É uma experiência interessante ouvir um disco de dez faixas durando menos de meia hora. Isso significa dar de cara com canções curtas, que soam, hum, estranhas. “How Far Will You Go” é a menor delas, com menos de dois minutos. É nervosa, urgente, meio como uma tentativa de fazer hardcore feita por quem não entende do assunto. É engraçado porque, antes dela, “Call”, com dois minutos e meio, soa como um pequeno frankenstein de estilos, misturando eletrônica, guitar rock, pop de estádio, rave e house music, algo que, levando em conta a curta duração, produz uma experiência meio esquisita. Mas, novamente, não é uma canção ruim, apenas mal pensada. Assim como ela, “Bird On A Cage”, com 2:39, já aponta para outro caminho, no caso, uma espécie de blues rock indie eletrônico que parece estar em duração alterada.
Mas, quando o Kasabian acerta, é no alvo. “Darkest Lullaby”, que abre o álbum, é uma lindeza híbrida total flex, que tem o DNA necessário para ser cantada em lugar aberto, lembrando uma variante indie e jovem do Duran Duran. “Coming Back To Me” é o ponto alto do álbum: uma pequena aula de como fazer uma canção de verão que serve tanto para cantar com a família, como dançar na noite e outras funções. Tem andamento que vai e vem, refrão grudento, progressão de acordes amistosos, tudo funciona bem. “Hell Of It” é outro exemplo de majestade: andamento dançante mas criativo, com eletrônica não-invasiva que se mescla lindamente à pegada rock híbrida, mas perigosa, esquistamente legal. E tem o céu aberto de “Algorithms”, que pretende ser consciente sobre a mecância pré-acordada das redes sociais e de como isso nos atrapalha. Só que é uma canção pós-hippie, psicodélica e com sol brilhando. Funciona, vai.
“Happenings” é divertido porque busca essa modernidade constante sem correr atrás do próprio rabo. É um disco de verão, divertido, leve e que não deve ser levado tão a sério assim. As boas canções salvam a pátria e credenciam a audição. Vão nessa.
Ouça primeiro: “Darkest Lullaby”,”Coming Back To Me”, “Hell Of It”, “Algorithms”

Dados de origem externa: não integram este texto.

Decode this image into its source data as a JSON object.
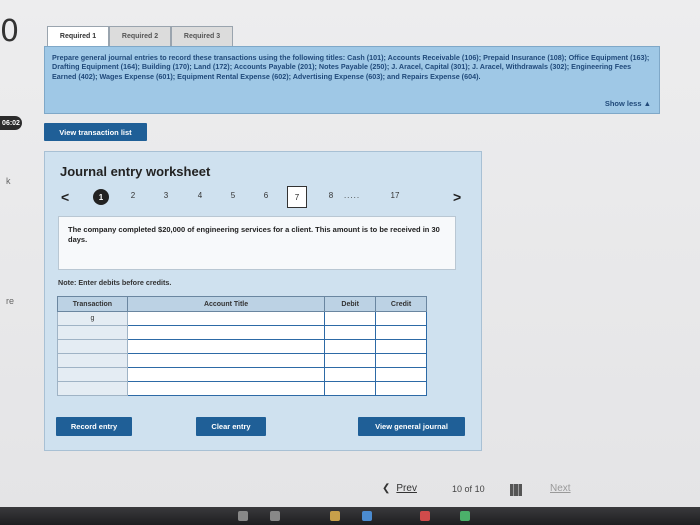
{
  "left_margin": {
    "big_glyph": "0",
    "timer": "06:02",
    "mark1": "k",
    "mark2": "re"
  },
  "tabs": [
    {
      "label": "Required 1"
    },
    {
      "label": "Required 2"
    },
    {
      "label": "Required 3"
    }
  ],
  "instructions": {
    "text": "Prepare general journal entries to record these transactions using the following titles: Cash (101); Accounts Receivable (106); Prepaid Insurance (108); Office Equipment (163); Drafting Equipment (164); Building (170); Land (172); Accounts Payable (201); Notes Payable (250); J. Aracel, Capital (301); J. Aracel, Withdrawals (302); Engineering Fees Earned (402); Wages Expense (601); Equipment Rental Expense (602); Advertising Expense (603); and Repairs Expense (604).",
    "show_less": "Show less ▲"
  },
  "view_transaction_list": "View transaction list",
  "worksheet": {
    "title": "Journal entry worksheet",
    "pager": {
      "prev_arrow": "<",
      "next_arrow": ">",
      "current": "1",
      "pages": [
        "2",
        "3",
        "4",
        "5",
        "6"
      ],
      "boxed": "7",
      "after_box": "8",
      "ellipsis": ".....",
      "last": "17"
    },
    "description": "The company completed $20,000 of engineering services for a client. This amount is to be received in 30 days.",
    "note": "Note: Enter debits before credits.",
    "table": {
      "headers": [
        "Transaction",
        "Account Title",
        "Debit",
        "Credit"
      ],
      "rows": [
        [
          "g",
          "",
          "",
          ""
        ],
        [
          "",
          "",
          "",
          ""
        ],
        [
          "",
          "",
          "",
          ""
        ],
        [
          "",
          "",
          "",
          ""
        ],
        [
          "",
          "",
          "",
          ""
        ],
        [
          "",
          "",
          "",
          ""
        ]
      ]
    },
    "buttons": {
      "record": "Record entry",
      "clear": "Clear entry",
      "view_journal": "View general journal"
    }
  },
  "bottom_nav": {
    "prev": "Prev",
    "page_current": "10",
    "page_of": "of",
    "page_total": "10",
    "next": "Next"
  },
  "colors": {
    "accent_blue": "#1f5f97",
    "instruction_bg": "#9fc8e6",
    "panel_bg": "#cfe1ef"
  }
}
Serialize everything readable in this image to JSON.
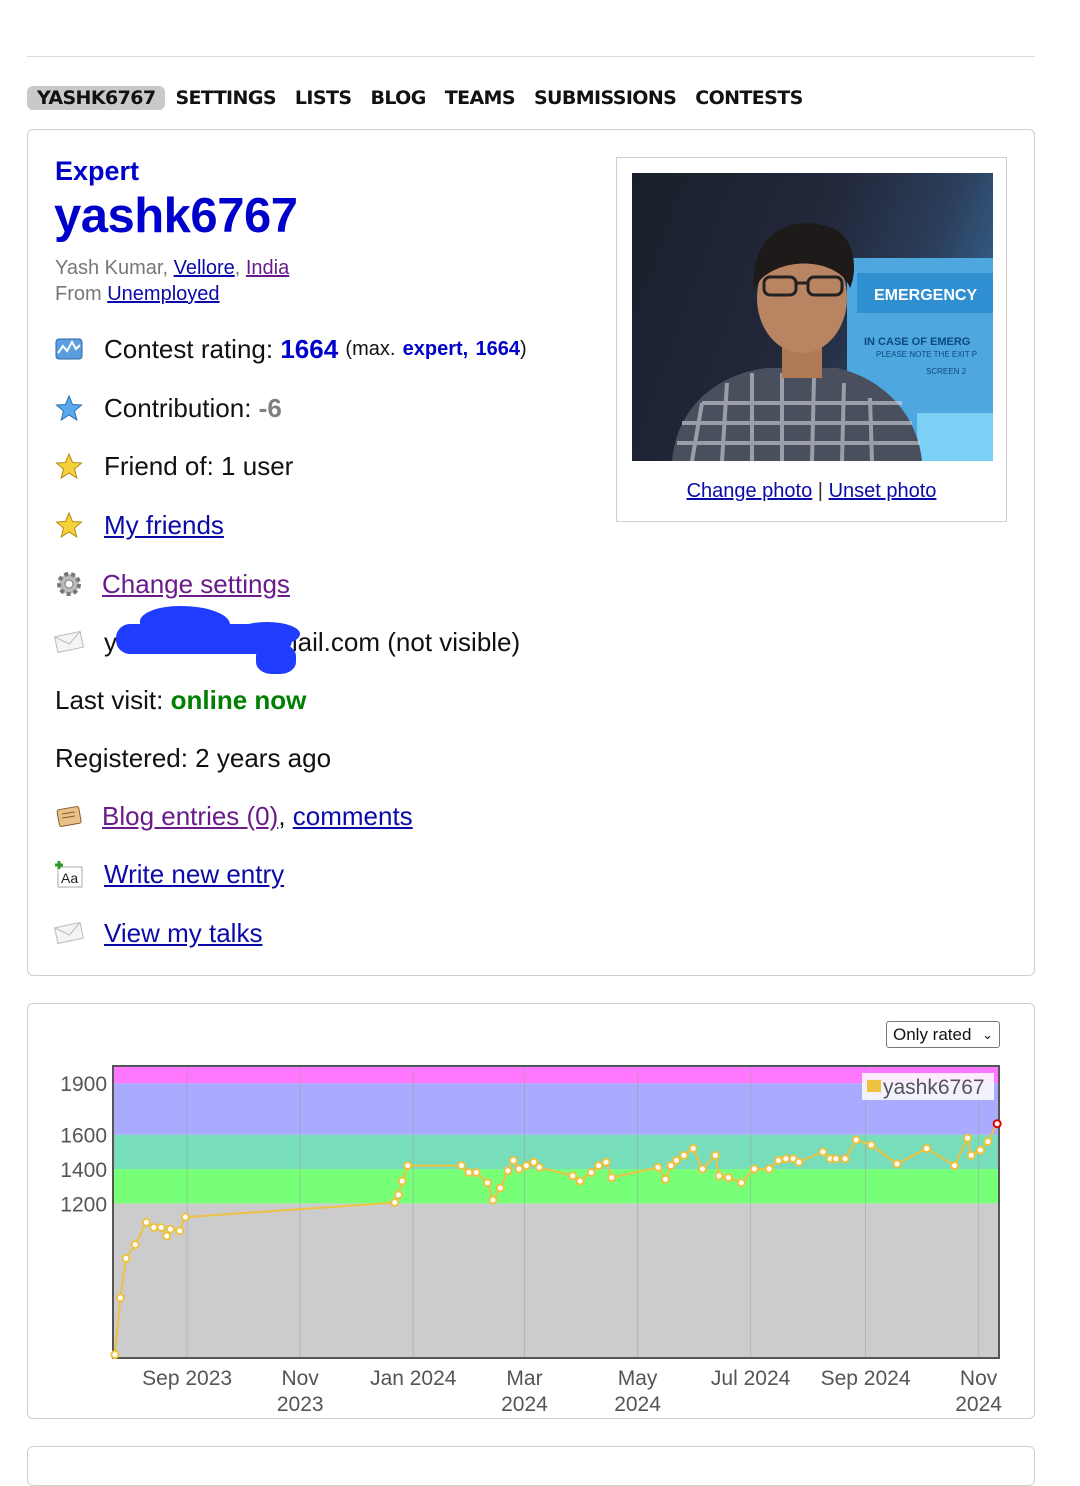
{
  "nav": {
    "tabs": [
      "YASHK6767",
      "SETTINGS",
      "LISTS",
      "BLOG",
      "TEAMS",
      "SUBMISSIONS",
      "CONTESTS"
    ]
  },
  "profile": {
    "rank": "Expert",
    "handle": "yashk6767",
    "full_name": "Yash Kumar",
    "city": "Vellore",
    "country": "India",
    "from_label": "From",
    "organization": "Unemployed",
    "contest_rating_label": "Contest rating:",
    "contest_rating": "1664",
    "max_open": "(max.",
    "max_rank": "expert,",
    "max_rating": "1664",
    "max_close": ")",
    "contribution_label": "Contribution:",
    "contribution": "-6",
    "friend_of": "Friend of: 1 user",
    "my_friends": "My friends",
    "change_settings": "Change settings",
    "email_start": "y",
    "email_end": "mail.com (not visible)",
    "last_visit_label": "Last visit:",
    "last_visit": "online now",
    "registered": "Registered: 2 years ago",
    "blog_entries": "Blog entries (0)",
    "comments": "comments",
    "write_entry": "Write new entry",
    "view_talks": "View my talks"
  },
  "photo": {
    "change": "Change photo",
    "separator": "|",
    "unset": "Unset photo",
    "sign_title": "EMERGENCY",
    "sign_line1": "IN CASE OF EMERG",
    "sign_line2": "PLEASE NOTE THE EXIT P",
    "sign_line3": "SCREEN 2"
  },
  "chart_controls": {
    "filter_selected": "Only rated"
  },
  "colors": {
    "rank_blue": "#0000cc",
    "online_green": "#008000",
    "band_pink": "#ff77ff",
    "band_blue": "#aaaaff",
    "band_teal": "#77ddbb",
    "band_green": "#77ff77",
    "band_grey": "#cccccc",
    "line": "#edc240"
  },
  "chart_data": {
    "type": "line",
    "series": [
      {
        "name": "yashk6767",
        "points": [
          [
            "2023-07-24",
            320
          ],
          [
            "2023-07-27",
            650
          ],
          [
            "2023-07-30",
            880
          ],
          [
            "2023-08-04",
            960
          ],
          [
            "2023-08-10",
            1090
          ],
          [
            "2023-08-14",
            1060
          ],
          [
            "2023-08-18",
            1060
          ],
          [
            "2023-08-21",
            1010
          ],
          [
            "2023-08-23",
            1050
          ],
          [
            "2023-08-28",
            1040
          ],
          [
            "2023-08-31",
            1120
          ],
          [
            "2023-12-22",
            1205
          ],
          [
            "2023-12-24",
            1250
          ],
          [
            "2023-12-26",
            1330
          ],
          [
            "2023-12-29",
            1420
          ],
          [
            "2024-01-27",
            1420
          ],
          [
            "2024-01-31",
            1380
          ],
          [
            "2024-02-04",
            1380
          ],
          [
            "2024-02-10",
            1320
          ],
          [
            "2024-02-13",
            1220
          ],
          [
            "2024-02-17",
            1290
          ],
          [
            "2024-02-21",
            1390
          ],
          [
            "2024-02-24",
            1450
          ],
          [
            "2024-02-27",
            1400
          ],
          [
            "2024-03-02",
            1420
          ],
          [
            "2024-03-06",
            1440
          ],
          [
            "2024-03-09",
            1410
          ],
          [
            "2024-03-27",
            1360
          ],
          [
            "2024-03-31",
            1330
          ],
          [
            "2024-04-06",
            1380
          ],
          [
            "2024-04-10",
            1420
          ],
          [
            "2024-04-14",
            1440
          ],
          [
            "2024-04-17",
            1350
          ],
          [
            "2024-05-12",
            1410
          ],
          [
            "2024-05-16",
            1340
          ],
          [
            "2024-05-19",
            1420
          ],
          [
            "2024-05-22",
            1450
          ],
          [
            "2024-05-26",
            1480
          ],
          [
            "2024-05-31",
            1520
          ],
          [
            "2024-06-05",
            1400
          ],
          [
            "2024-06-12",
            1480
          ],
          [
            "2024-06-14",
            1360
          ],
          [
            "2024-06-19",
            1350
          ],
          [
            "2024-06-26",
            1320
          ],
          [
            "2024-07-03",
            1400
          ],
          [
            "2024-07-11",
            1400
          ],
          [
            "2024-07-16",
            1450
          ],
          [
            "2024-07-20",
            1460
          ],
          [
            "2024-07-24",
            1460
          ],
          [
            "2024-07-27",
            1440
          ],
          [
            "2024-08-09",
            1500
          ],
          [
            "2024-08-13",
            1460
          ],
          [
            "2024-08-16",
            1460
          ],
          [
            "2024-08-21",
            1460
          ],
          [
            "2024-08-27",
            1570
          ],
          [
            "2024-09-04",
            1540
          ],
          [
            "2024-09-18",
            1430
          ],
          [
            "2024-10-04",
            1520
          ],
          [
            "2024-10-19",
            1420
          ],
          [
            "2024-10-26",
            1580
          ],
          [
            "2024-10-28",
            1480
          ],
          [
            "2024-11-02",
            1510
          ],
          [
            "2024-11-06",
            1560
          ],
          [
            "2024-11-11",
            1664
          ]
        ]
      }
    ],
    "x_range": [
      "2023-07-23",
      "2024-11-12"
    ],
    "x_ticks": [
      {
        "date": "2023-09-01",
        "label": [
          "Sep 2023"
        ]
      },
      {
        "date": "2023-11-01",
        "label": [
          "Nov",
          "2023"
        ]
      },
      {
        "date": "2024-01-01",
        "label": [
          "Jan 2024"
        ]
      },
      {
        "date": "2024-03-01",
        "label": [
          "Mar",
          "2024"
        ]
      },
      {
        "date": "2024-05-01",
        "label": [
          "May",
          "2024"
        ]
      },
      {
        "date": "2024-07-01",
        "label": [
          "Jul 2024"
        ]
      },
      {
        "date": "2024-09-01",
        "label": [
          "Sep 2024"
        ]
      },
      {
        "date": "2024-11-01",
        "label": [
          "Nov",
          "2024"
        ]
      }
    ],
    "y_ticks": [
      1200,
      1400,
      1600,
      1900
    ],
    "ylim": [
      300,
      2000
    ],
    "bands": [
      {
        "from": 300,
        "to": 1200,
        "color": "#cccccc"
      },
      {
        "from": 1200,
        "to": 1400,
        "color": "#77ff77"
      },
      {
        "from": 1400,
        "to": 1600,
        "color": "#77ddbb"
      },
      {
        "from": 1600,
        "to": 1900,
        "color": "#aaaaff"
      },
      {
        "from": 1900,
        "to": 2000,
        "color": "#ff77ff"
      }
    ],
    "legend": "top-right",
    "grid": true
  }
}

Carlos Eduardo Lima (CEL) é doutorando em História Social, jornalista especializado em cultura pop e editor-chefe da Célula Pop. Como crítico musical há mais de 20 anos, já trabalhou para o site Monkeybuzz e as revistas Rolling Stone Brasil e Rock Press. Acha que o mundo acabou no início dos anos 90, mas agora sabe que poucos e bons notaram. Ainda acredita que cacetadas da vida são essenciais para a produção da arte.